After Bush reminded the audience that Kerry had once said he voted for $87 billion for the Iraq war "before he voted against it," Kerry offered a wry retort reminiscent of Ronald Reagan.
"Well, you know, when I talked about the $87 billion, I made a mistake in how I talk about the war, but the president made a mistake in invading Iraq," Kerry said, pausing dramatically. "Which is worse?" In exchanges like that one, both candidates may have made their points, but Kerry's aggressiveness was more of a surprise to an electorate conditioned, both by attacks from his opponent and by his own equivocal statements, to think of him as weak.
In recent weeks, as Bush has maintained a lead in most polls, Republicans had almost succeeded in turning Kerry into a figure of derision; after a forceful debate performance, the disdain expressed by Vice President Dick Cheney and many GOP members of Congress may seem more strained.
Kerry also gave national exposure to some of the criticisms of Bush's policies that critics said were not effectively aired at the determinedly upbeat Democratic convention in Boston.
Kerry charged that Bush "rushed into war without a plan to win the peace"; that parents of soldiers troll "the Internet to get the state-of-the-art body gear to send their kids"; that soldiers were maimed because the Bush administration did not provide proper armor for Humvees; that Osama bin Laden was surrounded in Tora Bora but Bush "outsourced the job" of catching him to "local warlords."
Bush bored in on Kerry's past depiction of Iraq as "the wrong war at the wrong time," saying such a statement sends the wrong message to troops and allies, and "not the message a commander chief gives." He also shot back Kerry for saying the president should pass a "global test where your countrymen, your people understand what you're doing" before initiating military action.
"I don't know what you mean passes the global test, you take preemptive action if you pass global test," Bush said. "My attitude is you take preemptive action order to protect the American people."
At times, the different styles of the two men stood in stark contrast, and each was effective in his way: Kerry deftly wove facts into arguments while Bush offered personal commitments and expressions of his values.
Discussing homeland security, each addressed the question from moderator Jim Lehrer in his own distinctive way.
"Jim, let me tell you exactly what I'll do, and there is a long list," Kerry said. "First of all, what kind of mixed message does it send when you have $500 million going over to Iraq to put police officers on the streets of Iraq, and the president is cutting the COPS program in America?
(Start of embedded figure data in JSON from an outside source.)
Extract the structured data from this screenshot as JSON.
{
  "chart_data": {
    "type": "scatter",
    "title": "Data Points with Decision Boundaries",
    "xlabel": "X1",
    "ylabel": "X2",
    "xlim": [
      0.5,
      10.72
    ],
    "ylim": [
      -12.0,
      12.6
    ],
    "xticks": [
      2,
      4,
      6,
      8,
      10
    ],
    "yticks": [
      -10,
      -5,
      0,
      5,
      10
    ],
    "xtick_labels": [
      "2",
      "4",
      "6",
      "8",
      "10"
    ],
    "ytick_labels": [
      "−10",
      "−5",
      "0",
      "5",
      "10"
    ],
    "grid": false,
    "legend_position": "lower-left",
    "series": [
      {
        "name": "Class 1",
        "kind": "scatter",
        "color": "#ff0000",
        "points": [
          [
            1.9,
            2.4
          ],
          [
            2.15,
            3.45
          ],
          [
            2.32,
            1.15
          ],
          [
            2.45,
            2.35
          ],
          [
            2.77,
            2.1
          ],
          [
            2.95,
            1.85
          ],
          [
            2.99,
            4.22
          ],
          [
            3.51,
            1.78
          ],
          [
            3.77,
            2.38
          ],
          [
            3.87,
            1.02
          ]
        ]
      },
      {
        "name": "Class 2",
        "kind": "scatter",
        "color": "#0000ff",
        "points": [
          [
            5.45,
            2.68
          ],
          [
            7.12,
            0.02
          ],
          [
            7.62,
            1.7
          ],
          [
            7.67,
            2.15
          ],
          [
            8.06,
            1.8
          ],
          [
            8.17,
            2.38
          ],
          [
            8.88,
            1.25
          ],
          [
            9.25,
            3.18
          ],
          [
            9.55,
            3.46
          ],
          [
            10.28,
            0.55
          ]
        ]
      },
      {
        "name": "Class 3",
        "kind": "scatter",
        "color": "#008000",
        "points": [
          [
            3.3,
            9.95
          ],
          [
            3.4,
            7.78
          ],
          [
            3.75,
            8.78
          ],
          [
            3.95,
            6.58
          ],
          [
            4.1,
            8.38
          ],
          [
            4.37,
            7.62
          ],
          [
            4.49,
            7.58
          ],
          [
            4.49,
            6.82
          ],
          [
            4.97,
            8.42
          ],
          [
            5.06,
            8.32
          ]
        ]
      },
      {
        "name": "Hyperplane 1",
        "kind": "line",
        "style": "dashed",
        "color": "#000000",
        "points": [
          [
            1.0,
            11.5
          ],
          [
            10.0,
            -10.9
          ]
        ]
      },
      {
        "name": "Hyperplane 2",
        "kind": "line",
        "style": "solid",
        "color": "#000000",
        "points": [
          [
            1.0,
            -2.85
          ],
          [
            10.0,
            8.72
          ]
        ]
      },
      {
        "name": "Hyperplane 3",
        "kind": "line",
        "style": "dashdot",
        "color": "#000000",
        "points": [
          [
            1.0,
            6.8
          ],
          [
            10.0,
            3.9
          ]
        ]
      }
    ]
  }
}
What kind of a message does it send to be sending money to open firehouses in Iraq, but we're shutting firehouses that are the first responders here in America. The president hasn't put one nickel, not one nickel, into the effort to fix some of our tunnels and bridges and most exposed subway systems."
Bush said: "Of course we're doing everything we can to protect America. That's my job. I work with Director [Robert S.] Mueller of the FBI; comes in my office when I'm in Washington every morning, talking about how to protect us. There's a lot of really good people working hard to do so. It's hard work."
But the built-in constraints of a debate about foreign policy allowed Bush only a few opportunities to display the easy personal touch that many observers thought was his secret weapon against Kerry; only at the very end, when he bantered a bit with Lehrer, did Bush seem fully at ease.
By then, Kerry had scored a lot of points and perhaps forced voters to look at him with fresh eyes.
If they do, the debate last night will have transformed the 2004 presidential race.